Friday 30 December 2011

Barış istiyorum..

Ahmed Arif’in iç sızlatan otuz üç kurşun şiirine vesile olmuş talihsiz toplu cinayeti hatırlatan bir vahşet yaşadık 29 aralık 2011 de şırnak'ta. Savaşın, yok etmenin türlü şekillerinin insanlık tarafından nasıl bu kadar rahat taşınabildiğine inanamıyorum. Türkiye Cumhuriyeti’nin kara lekelerle dolu, Sünni-türk şekillendirmeye dayalı, ötekini reddeden çok kirli bir tarihi var. Son dönemlerde, Dersim olayları, Maraş olayları, Ermeni olayları derken birçok insanda ezer bozuldu sanıyordum. Popüler medyaya sihirli bir değnek dokunmuşçasına bir geçmişle yüzleşme başlamıştı. Enteresan gelişmelerdi bunlar. Dikkat ederseniz hepsi de “olaylar” olarak adlandırılıyor. olaylar, çünkü bu olayların ne olduğuna daha karar veremedi muktedirler. Daha 12 eylül rejimi ve 90 lı yılların faili meçhulleri dosyaları da açılmayı bekliyor. Devletin kirli örgütlenmeleri olduğu açık bir gerçekti. Benim şaştığım bunlar değil. Aksi beni şaşırtırdı zaten. Bireysel tarihimde duyduğum, gördüğüm bunların sağlamasıydı zaten..

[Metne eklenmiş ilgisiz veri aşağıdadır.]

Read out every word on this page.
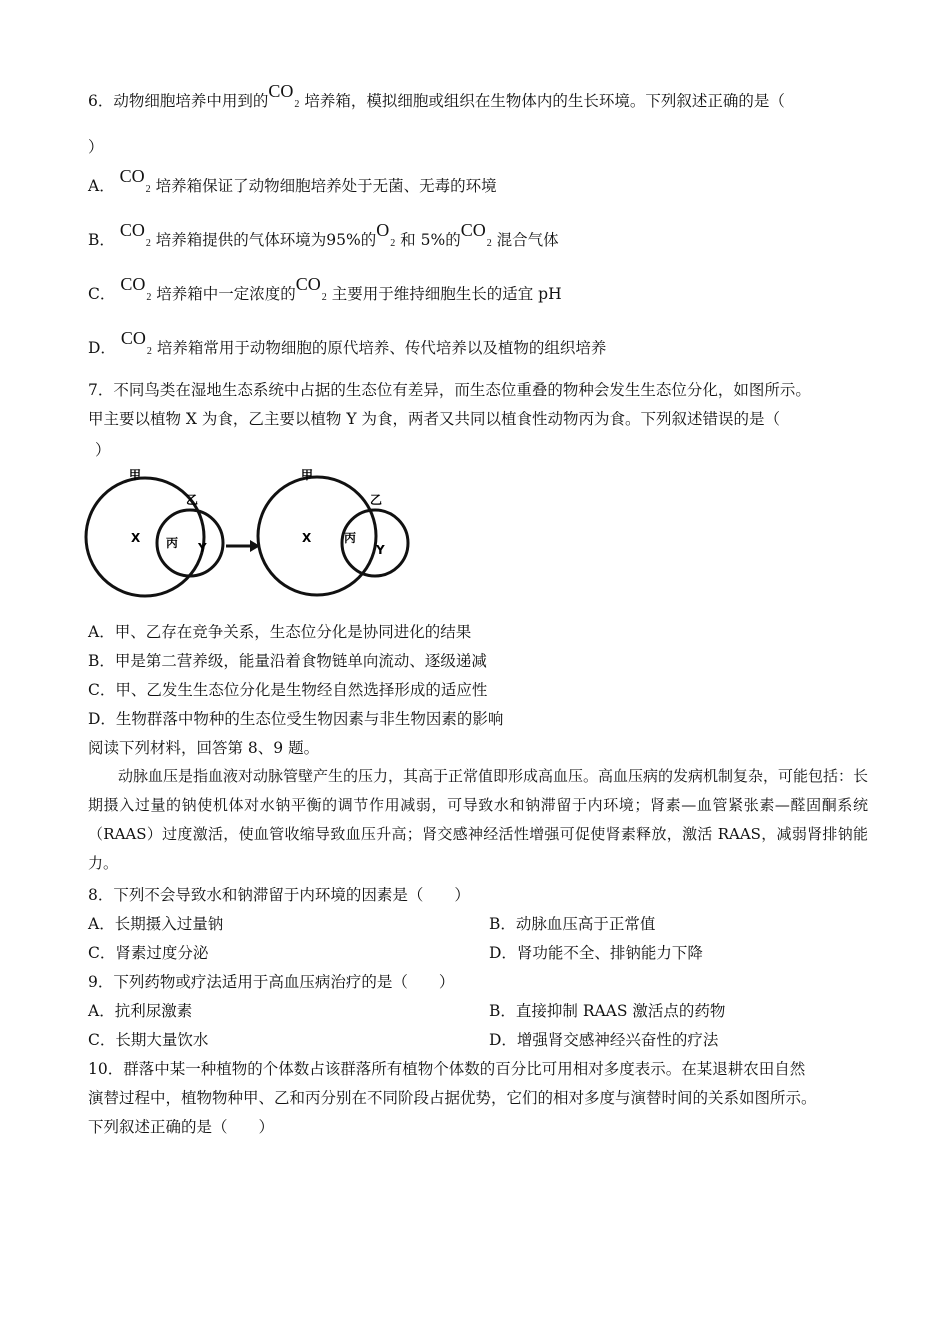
6．动物细胞培养中用到的CO2 培养箱，模拟细胞或组织在生物体内的生长环境。下列叙述正确的是（
）
A． CO2 培养箱保证了动物细胞培养处于无菌、无毒的环境
B． CO2 培养箱提供的气体环境为95%的O2 和 5%的CO2 混合气体
C． CO2 培养箱中一定浓度的CO2 主要用于维持细胞生长的适宜 pH
D． CO2 培养箱常用于动物细胞的原代培养、传代培养以及植物的组织培养
7．不同鸟类在湿地生态系统中占据的生态位有差异，而生态位重叠的物种会发生生态位分化，如图所示。
甲主要以植物 X 为食，乙主要以植物 Y 为食，两者又共同以植食性动物丙为食。下列叙述错误的是（
）
甲
乙
X 丙 Y
甲
乙
X	丙
Y
A．甲、乙存在竞争关系，生态位分化是协同进化的结果
B．甲是第二营养级，能量沿着食物链单向流动、逐级递减
C．甲、乙发生生态位分化是生物经自然选择形成的适应性
D．生物群落中物种的生态位受生物因素与非生物因素的影响
阅读下列材料，回答第 8、9 题。

动脉血压是指血液对动脉管壁产生的压力，其高于正常值即形成高血压。高血压病的发病机制复杂，可能包括：长期摄入过量的钠使机体对水钠平衡的调节作用减弱，可导致水和钠滞留于内环境；肾素—血管紧张素—醛固酮系统（RAAS）过度激活，使血管收缩导致血压升高；肾交感神经活性增强可促使肾素释放，激活 RAAS，减弱肾排钠能力。

8．下列不会导致水和钠滞留于内环境的因素是（　　）
A．长期摄入过量钠	B．动脉血压高于正常值
C．肾素过度分泌	D．肾功能不全、排钠能力下降
9．下列药物或疗法适用于高血压病治疗的是（　　）
A．抗利尿激素	B．直接抑制 RAAS 激活点的药物
C．长期大量饮水	D．增强肾交感神经兴奋性的疗法
10．群落中某一种植物的个体数占该群落所有植物个体数的百分比可用相对多度表示。在某退耕农田自然
演替过程中，植物物种甲、乙和丙分别在不同阶段占据优势，它们的相对多度与演替时间的关系如图所示。
下列叙述正确的是（　　）
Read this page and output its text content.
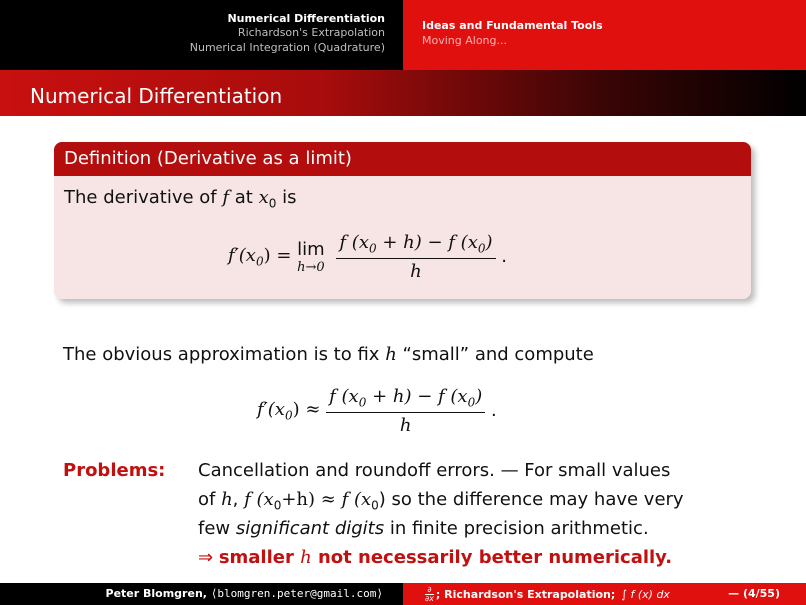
Numerical Differentiation
Richardson's Extrapolation
Numerical Integration (Quadrature)
Ideas and Fundamental Tools
Moving Along...
Numerical Differentiation
Definition (Derivative as a limit)
The derivative of f at $x_0$ is
$f'(x_0) = \lim$
h→0
$\frac{f (x_0 + h) - f (x_0)}{h}$ .
The obvious approximation is to fix h “small” and compute
$f'(x_0) \approx \frac{f (x_0 + h) - f (x_0)}{h}$ .
Problems: Cancellation and roundoff errors. — For small values
of h, f $(x_0+h) \approx f$ $(x_0)$ so the difference may have very
few significant digits in finite precision arithmetic.
⇒ smaller h not necessarily better numerically.
Peter Blomgren, ⟨blomgren.peter@gmail.com⟩	∂
∂x ; Richardson's Extrapolation; ∫ f (x) dx	— (4/55)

İçimi acıtan, son yaşanılan ölümlerden sonra kaçakçılığın cezasını öldürmek ve yok etmek olarak algılayan, insanımsı tek hücrelileri sosyal medyada ortaya çıkarması. Vicdanı tecavüze uğramış bireyler topluluğu olduk. Son yaşanılan vahşet, ki bir teknik yanlışlık olarak adlandırılmaktadır, bu cinayeti haber yapmaktan bile aciz medyanın ne kadar karaktersiz, ıvırıp kıvıran muktedirlerin de ne kadar sahtekar olduğunu artık iyice ortaya çıkarmıştır.

Kaçakçılık, sadece sınırdan sigara, çay, mazot ve telefon kaçırmakla olmuyor. Vergisini ödemediğin her kuruş bir çeşit kaçakçılıktır. Türkiye’de vergi kaçırılmasına göz yummayan insan var mıdır acaba? Çalışanının skk’sını eksik yatıran şirketler, devlete milyonlarca tl geçiren özel hastaneler, yurt dışından ucuz elektronik eşya getirenler, gümrüklerdeki rüşvetler, ihalelerdeki yolsuzluklar. Sistemin ortak dili ekonomik rant olmadı mı bugüne kadar?. Kocaman bir rant ülkesi olduğumuzu nasıl unutabiliyoruz da kaçakçılığa ölüm cezasını reva görebiliyoruz. Kurcalasak çoğumuzun geçmişinde bu pisliklere bulaşmışlığımız da vardır.. fakat hiçbrimiz bu kaçakçılıklarımızın cezasının bombalar ile parçalanmak olmadığını çok net biliyoruz.. tam tersi haklı çıkarırız kendimizi. “Vergiler çok yüksek”,” herkes yapıyor”. Falan da filan..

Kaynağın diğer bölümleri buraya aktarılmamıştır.